Our OraPro™ platform technology enables us to create vaccines that can be administered orally in capsule form. It makes the viral vector thermally stable, capable of withstanding temperatures of up to 50°C, and so can pass through the hostile conditions in the stomach without loss of efficacy.
It was developed out of original work being done by our Chief Innovation Officer, Dr. Jeff Drew, to alleviate the cold chain requirements for vaccines, which results in around half of vaccines being wasted due to storage at incorrect temperatures and limits global access to vaccines, particularly to low- and middle-income countries where temperature control is expensive. The ability of our oral vaccines to withstand high temperatures removes refrigeration requirements during manufacturing, shipping and storage, and increases access.

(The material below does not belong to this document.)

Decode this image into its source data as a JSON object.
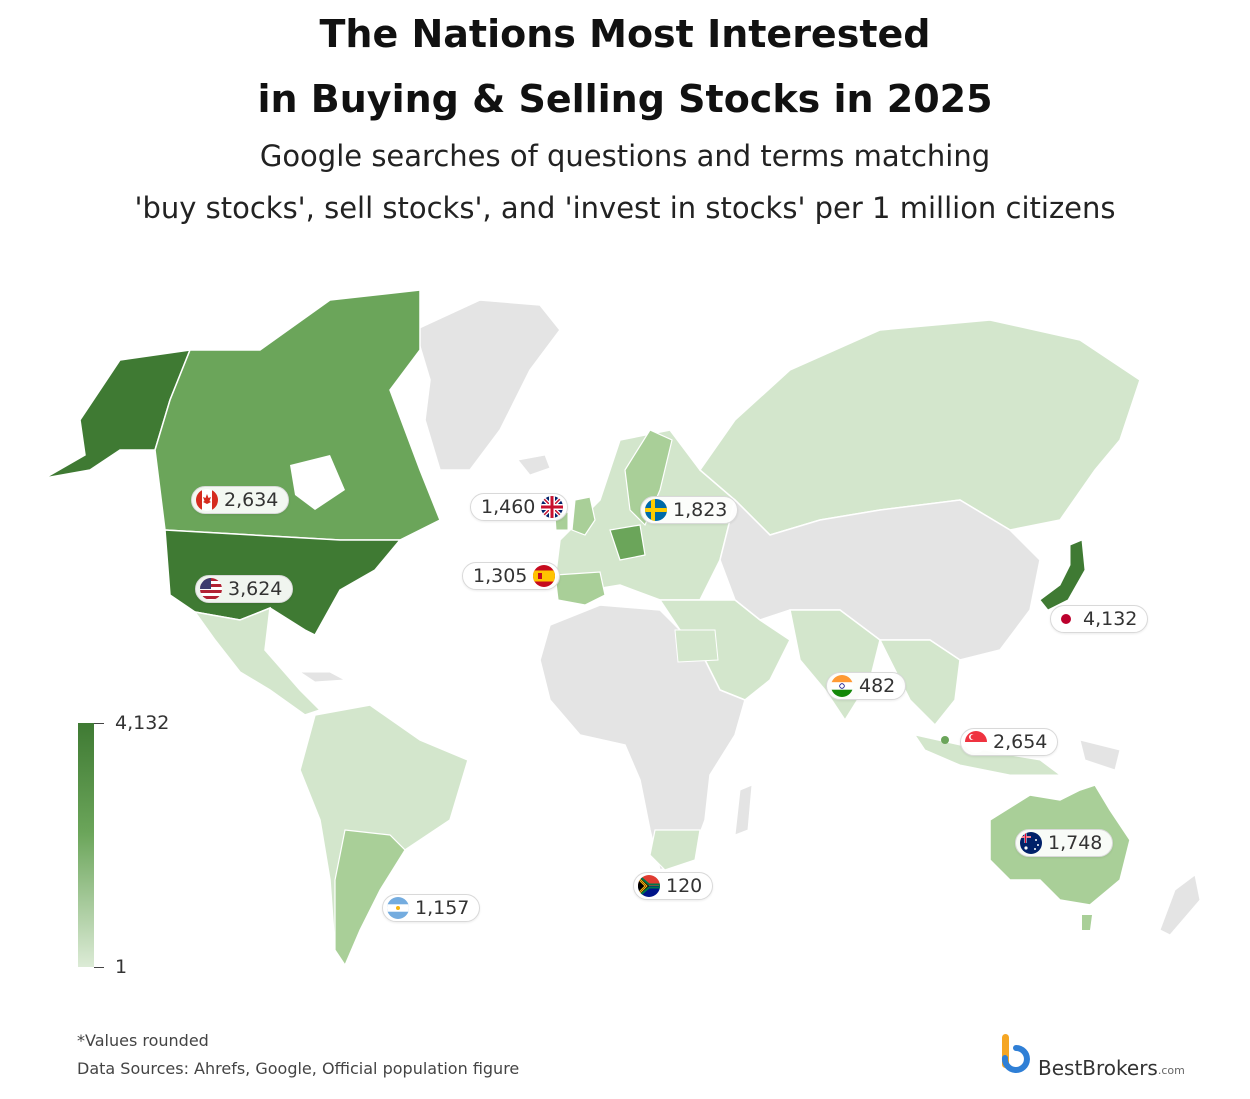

6. What will be the biggest challenges for this vaccination programme?
The lack of awareness of the virus within the communities where the risk of infection is high is a huge challenge. Given these communities are situated in rural, difficult to reach areas, once a vaccine is approved, there will be a big challenge in shipping and storing the vaccines. An oral vaccine would be extremely advantageous in that it does not require refrigeration and can be taken in capsule form without the need for a healthcare professional.